In sostanza, la domanda che si ponevano gli esperti era: come mai si ammala un individuo piuttosto che un altro?
Il paziente
In questo periodo i malati psichiatrici erano non solamente considerati cittadini di serie b, ma letteralmente “non esseri umani”, almeno non per quelli che noi consideriamo essere i diritti basilari dovuti ad ogni essere vivente.
I diversi documenti dell’epoca mostrano infatti un panorama europeo a dir poco agghiacciante: le proposte che si possono trovare vanno dall’eliminazione (opzione sempre contrastata dai medici italiani, fortunatamente), alla castrazione chimica, la reclusione o l’abbandono su isole deserte (si, davvero!).
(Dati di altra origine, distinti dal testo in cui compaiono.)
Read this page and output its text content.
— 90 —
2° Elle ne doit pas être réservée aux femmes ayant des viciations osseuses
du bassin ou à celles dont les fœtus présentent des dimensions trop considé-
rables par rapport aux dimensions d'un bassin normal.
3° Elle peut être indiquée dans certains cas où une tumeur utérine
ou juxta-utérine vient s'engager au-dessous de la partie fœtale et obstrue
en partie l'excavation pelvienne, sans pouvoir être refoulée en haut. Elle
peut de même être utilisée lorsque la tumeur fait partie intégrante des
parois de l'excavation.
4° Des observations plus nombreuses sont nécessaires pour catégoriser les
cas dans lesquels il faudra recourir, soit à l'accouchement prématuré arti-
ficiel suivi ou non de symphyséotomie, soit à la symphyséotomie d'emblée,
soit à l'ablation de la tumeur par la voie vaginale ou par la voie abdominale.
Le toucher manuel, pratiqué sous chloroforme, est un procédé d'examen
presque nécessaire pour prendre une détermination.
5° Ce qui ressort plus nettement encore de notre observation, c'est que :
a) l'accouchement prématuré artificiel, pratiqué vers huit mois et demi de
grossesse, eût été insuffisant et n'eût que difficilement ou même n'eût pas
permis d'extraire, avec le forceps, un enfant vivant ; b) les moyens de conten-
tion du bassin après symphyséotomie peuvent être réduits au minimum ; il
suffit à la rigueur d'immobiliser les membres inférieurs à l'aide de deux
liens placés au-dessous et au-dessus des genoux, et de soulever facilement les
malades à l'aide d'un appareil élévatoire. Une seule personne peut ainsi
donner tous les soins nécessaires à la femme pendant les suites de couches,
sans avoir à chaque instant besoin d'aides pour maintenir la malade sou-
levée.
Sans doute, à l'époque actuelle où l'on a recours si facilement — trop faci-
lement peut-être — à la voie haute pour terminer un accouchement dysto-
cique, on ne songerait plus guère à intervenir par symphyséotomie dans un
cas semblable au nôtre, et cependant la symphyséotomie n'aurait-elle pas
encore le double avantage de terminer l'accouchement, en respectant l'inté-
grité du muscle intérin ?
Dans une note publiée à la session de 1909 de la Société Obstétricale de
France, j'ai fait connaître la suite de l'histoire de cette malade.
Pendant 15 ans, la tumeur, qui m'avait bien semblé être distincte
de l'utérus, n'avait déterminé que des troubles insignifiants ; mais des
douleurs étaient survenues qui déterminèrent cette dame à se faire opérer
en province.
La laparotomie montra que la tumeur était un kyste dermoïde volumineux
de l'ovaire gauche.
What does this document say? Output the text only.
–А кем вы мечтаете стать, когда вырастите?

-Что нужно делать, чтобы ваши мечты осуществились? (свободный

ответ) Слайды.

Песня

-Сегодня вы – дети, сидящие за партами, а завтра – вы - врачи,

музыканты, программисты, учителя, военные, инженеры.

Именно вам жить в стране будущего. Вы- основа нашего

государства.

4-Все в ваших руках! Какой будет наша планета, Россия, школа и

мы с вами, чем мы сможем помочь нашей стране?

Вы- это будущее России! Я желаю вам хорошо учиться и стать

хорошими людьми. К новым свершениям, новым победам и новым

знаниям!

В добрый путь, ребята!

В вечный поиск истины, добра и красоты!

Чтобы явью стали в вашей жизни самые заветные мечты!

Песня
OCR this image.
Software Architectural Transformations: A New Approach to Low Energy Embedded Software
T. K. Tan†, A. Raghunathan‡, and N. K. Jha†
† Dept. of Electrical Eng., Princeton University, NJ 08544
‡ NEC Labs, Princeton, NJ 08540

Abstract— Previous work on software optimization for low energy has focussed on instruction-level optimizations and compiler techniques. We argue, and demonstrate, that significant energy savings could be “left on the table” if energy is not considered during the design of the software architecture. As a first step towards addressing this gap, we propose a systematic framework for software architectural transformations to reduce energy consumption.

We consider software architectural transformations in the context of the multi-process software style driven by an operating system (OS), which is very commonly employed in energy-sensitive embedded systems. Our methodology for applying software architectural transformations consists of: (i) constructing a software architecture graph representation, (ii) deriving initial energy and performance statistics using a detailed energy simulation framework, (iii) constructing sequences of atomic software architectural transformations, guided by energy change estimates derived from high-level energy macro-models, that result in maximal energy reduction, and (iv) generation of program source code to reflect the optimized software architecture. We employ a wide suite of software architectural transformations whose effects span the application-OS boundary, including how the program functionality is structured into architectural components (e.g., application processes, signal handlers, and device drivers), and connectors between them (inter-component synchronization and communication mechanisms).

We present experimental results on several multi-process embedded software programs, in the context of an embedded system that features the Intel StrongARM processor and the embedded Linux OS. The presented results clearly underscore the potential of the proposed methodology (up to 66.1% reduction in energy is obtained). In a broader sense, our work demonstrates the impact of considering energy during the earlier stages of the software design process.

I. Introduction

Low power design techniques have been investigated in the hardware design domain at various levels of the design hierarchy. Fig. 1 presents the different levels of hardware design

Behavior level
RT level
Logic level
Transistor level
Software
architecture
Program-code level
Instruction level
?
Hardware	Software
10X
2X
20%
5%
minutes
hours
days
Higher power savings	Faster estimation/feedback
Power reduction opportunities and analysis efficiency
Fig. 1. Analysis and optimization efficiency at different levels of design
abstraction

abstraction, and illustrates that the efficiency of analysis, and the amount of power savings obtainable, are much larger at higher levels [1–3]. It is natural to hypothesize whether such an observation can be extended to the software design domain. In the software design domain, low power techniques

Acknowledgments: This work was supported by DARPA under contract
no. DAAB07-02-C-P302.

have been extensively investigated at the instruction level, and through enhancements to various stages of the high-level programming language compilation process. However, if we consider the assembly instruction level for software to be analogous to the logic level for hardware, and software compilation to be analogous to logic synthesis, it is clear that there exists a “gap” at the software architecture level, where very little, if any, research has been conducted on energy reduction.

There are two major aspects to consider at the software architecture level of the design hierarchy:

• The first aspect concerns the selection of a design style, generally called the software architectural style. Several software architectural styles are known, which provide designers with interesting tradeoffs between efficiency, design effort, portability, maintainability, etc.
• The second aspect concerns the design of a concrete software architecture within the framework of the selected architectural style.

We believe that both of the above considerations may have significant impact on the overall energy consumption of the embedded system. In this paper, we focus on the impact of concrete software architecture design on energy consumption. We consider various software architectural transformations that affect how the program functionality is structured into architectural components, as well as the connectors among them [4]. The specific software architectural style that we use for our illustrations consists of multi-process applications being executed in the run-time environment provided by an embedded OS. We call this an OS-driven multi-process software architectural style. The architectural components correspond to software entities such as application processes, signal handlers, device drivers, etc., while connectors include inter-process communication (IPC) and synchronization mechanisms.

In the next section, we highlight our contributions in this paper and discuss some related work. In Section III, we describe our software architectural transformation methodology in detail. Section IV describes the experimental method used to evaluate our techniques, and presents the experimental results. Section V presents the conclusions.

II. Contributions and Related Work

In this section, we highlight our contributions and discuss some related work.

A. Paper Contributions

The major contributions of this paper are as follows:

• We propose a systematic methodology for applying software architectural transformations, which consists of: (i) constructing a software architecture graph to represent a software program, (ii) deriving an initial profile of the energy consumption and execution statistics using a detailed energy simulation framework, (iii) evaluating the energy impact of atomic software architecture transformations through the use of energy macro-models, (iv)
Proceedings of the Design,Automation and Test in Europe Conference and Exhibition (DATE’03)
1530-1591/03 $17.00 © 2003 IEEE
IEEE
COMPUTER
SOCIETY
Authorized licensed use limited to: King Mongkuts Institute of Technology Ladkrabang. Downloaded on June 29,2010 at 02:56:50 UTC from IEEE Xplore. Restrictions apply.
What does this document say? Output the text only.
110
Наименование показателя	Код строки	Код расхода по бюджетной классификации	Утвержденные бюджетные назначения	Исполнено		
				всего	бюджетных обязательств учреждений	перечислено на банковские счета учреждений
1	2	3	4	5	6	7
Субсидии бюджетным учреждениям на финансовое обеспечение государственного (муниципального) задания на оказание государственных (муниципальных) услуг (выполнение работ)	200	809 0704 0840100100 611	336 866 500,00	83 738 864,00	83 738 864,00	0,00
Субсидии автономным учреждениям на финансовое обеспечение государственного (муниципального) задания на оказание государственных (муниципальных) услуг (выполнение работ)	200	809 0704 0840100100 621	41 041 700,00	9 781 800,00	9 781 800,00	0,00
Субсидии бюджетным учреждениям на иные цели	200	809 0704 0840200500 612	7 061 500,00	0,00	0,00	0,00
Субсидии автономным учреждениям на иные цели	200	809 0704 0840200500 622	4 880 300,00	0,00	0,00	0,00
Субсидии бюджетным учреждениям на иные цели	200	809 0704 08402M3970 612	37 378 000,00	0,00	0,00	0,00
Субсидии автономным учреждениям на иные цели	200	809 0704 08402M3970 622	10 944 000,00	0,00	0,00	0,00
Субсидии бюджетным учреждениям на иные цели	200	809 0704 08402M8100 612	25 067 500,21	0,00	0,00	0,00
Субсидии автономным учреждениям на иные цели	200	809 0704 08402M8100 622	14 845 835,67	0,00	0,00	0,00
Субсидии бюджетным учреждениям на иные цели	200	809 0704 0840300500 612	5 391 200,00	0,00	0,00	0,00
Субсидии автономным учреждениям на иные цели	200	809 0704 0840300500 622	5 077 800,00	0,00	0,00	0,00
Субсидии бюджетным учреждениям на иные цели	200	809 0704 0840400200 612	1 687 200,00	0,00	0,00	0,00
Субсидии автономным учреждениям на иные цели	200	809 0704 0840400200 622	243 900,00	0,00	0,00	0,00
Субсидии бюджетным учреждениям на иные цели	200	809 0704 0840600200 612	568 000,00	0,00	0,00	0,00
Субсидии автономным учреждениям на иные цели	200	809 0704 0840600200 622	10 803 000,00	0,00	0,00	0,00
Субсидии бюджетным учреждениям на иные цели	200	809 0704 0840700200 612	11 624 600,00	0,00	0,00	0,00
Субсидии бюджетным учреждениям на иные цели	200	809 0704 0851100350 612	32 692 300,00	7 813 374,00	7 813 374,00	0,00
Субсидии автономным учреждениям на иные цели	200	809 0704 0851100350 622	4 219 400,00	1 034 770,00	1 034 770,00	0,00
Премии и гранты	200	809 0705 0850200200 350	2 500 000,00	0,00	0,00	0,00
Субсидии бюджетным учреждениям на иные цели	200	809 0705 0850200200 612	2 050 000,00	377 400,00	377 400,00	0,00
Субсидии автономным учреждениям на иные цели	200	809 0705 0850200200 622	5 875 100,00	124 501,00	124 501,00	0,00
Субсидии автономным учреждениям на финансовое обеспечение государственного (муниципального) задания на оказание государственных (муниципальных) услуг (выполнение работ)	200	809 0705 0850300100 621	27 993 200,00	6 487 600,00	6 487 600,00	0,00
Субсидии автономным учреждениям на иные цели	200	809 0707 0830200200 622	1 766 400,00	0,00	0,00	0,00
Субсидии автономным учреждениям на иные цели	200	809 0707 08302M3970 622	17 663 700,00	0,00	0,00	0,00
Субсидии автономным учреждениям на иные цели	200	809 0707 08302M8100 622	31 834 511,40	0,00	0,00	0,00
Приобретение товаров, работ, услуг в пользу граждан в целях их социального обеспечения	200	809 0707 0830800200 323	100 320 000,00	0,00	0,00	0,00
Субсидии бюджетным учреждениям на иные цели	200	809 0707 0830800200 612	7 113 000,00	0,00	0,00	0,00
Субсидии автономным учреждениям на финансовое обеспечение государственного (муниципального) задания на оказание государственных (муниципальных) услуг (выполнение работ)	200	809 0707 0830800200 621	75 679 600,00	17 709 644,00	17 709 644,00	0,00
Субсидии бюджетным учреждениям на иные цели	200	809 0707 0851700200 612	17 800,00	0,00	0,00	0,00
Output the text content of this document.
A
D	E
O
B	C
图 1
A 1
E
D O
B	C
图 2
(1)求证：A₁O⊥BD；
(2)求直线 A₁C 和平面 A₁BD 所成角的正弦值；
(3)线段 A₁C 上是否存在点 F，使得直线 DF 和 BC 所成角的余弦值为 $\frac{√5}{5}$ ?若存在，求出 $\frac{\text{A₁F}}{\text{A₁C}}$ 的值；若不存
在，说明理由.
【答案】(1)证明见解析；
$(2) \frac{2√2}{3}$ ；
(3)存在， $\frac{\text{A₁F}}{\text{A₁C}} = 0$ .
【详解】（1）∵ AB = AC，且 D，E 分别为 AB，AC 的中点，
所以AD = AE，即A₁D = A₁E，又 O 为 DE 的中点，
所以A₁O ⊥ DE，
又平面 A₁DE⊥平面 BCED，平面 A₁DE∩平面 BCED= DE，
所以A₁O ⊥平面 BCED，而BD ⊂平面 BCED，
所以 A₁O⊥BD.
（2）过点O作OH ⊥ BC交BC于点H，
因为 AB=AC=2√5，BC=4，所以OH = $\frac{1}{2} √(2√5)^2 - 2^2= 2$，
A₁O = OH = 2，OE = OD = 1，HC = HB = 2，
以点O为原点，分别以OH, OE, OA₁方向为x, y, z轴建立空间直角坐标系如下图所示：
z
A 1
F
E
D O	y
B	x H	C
Bisognerà attendere ancora molti anni, prima che i pazienti psichiatrici vengano riconosciuti non solamente come soggetti pericolosi ma come malati da curare, ma soprattutto come persone.
Impoverimento culturale e primi rapporti col mondo psicologico
All’interno di questa situazione culturale, già molti psichiatri lamentavano, dopo la legge unitaria del 1904, di essere ridotti più a carcerieri che a medici.
Infatti, sebbene la legge stabilisse quali persone dovevano essere curate, non stabiliva un “come”, lasciando libertà quasi totale alle modalità di terapia.
La difficile situazione geopolitica negli anni antecedenti alla Prima guerra mondiale, inoltre, non permetteva i normali scambi di idee e teorie che da sempre favoriscono lo sviluppo scientifico.
Fu l’opera pionieristica di alcuni medici psichiatri a portare in Italia il mondo della psicanalisi, in grado di offrire una visione alternativa: nel 1908, sulla rivista italiana di freniatria (una pseudoscienza che cercava di catalogare i soggetti in base a dimensione e forma del cranio), viene pubblicato il primo saggio che parla di psicanalisi e psichiatria, ad opera di Gustavo Modena.
Egli ed altri medici, come Edoardo Weiss, iniziarono a sperimentare l’utilizzo delle tecniche freudiane all’interno dei manicomi italiani, anche se ovviamente si trattava di iniziative personali, poiché risultava difficile diffondere questo tipo di sapere, che sarebbe stato poi ulteriormente ostacolato dall’avvento del fascismo.
Infatti, con l’aumento del controllo sulla devianza e sugli emarginati, con la reclusione nei manicomi anche di oppositori politici o di soggetti “inadatti”, di donne o bambini, si assiste ad un generale impoverimento della cultura riguardo la salute mentale delle persone.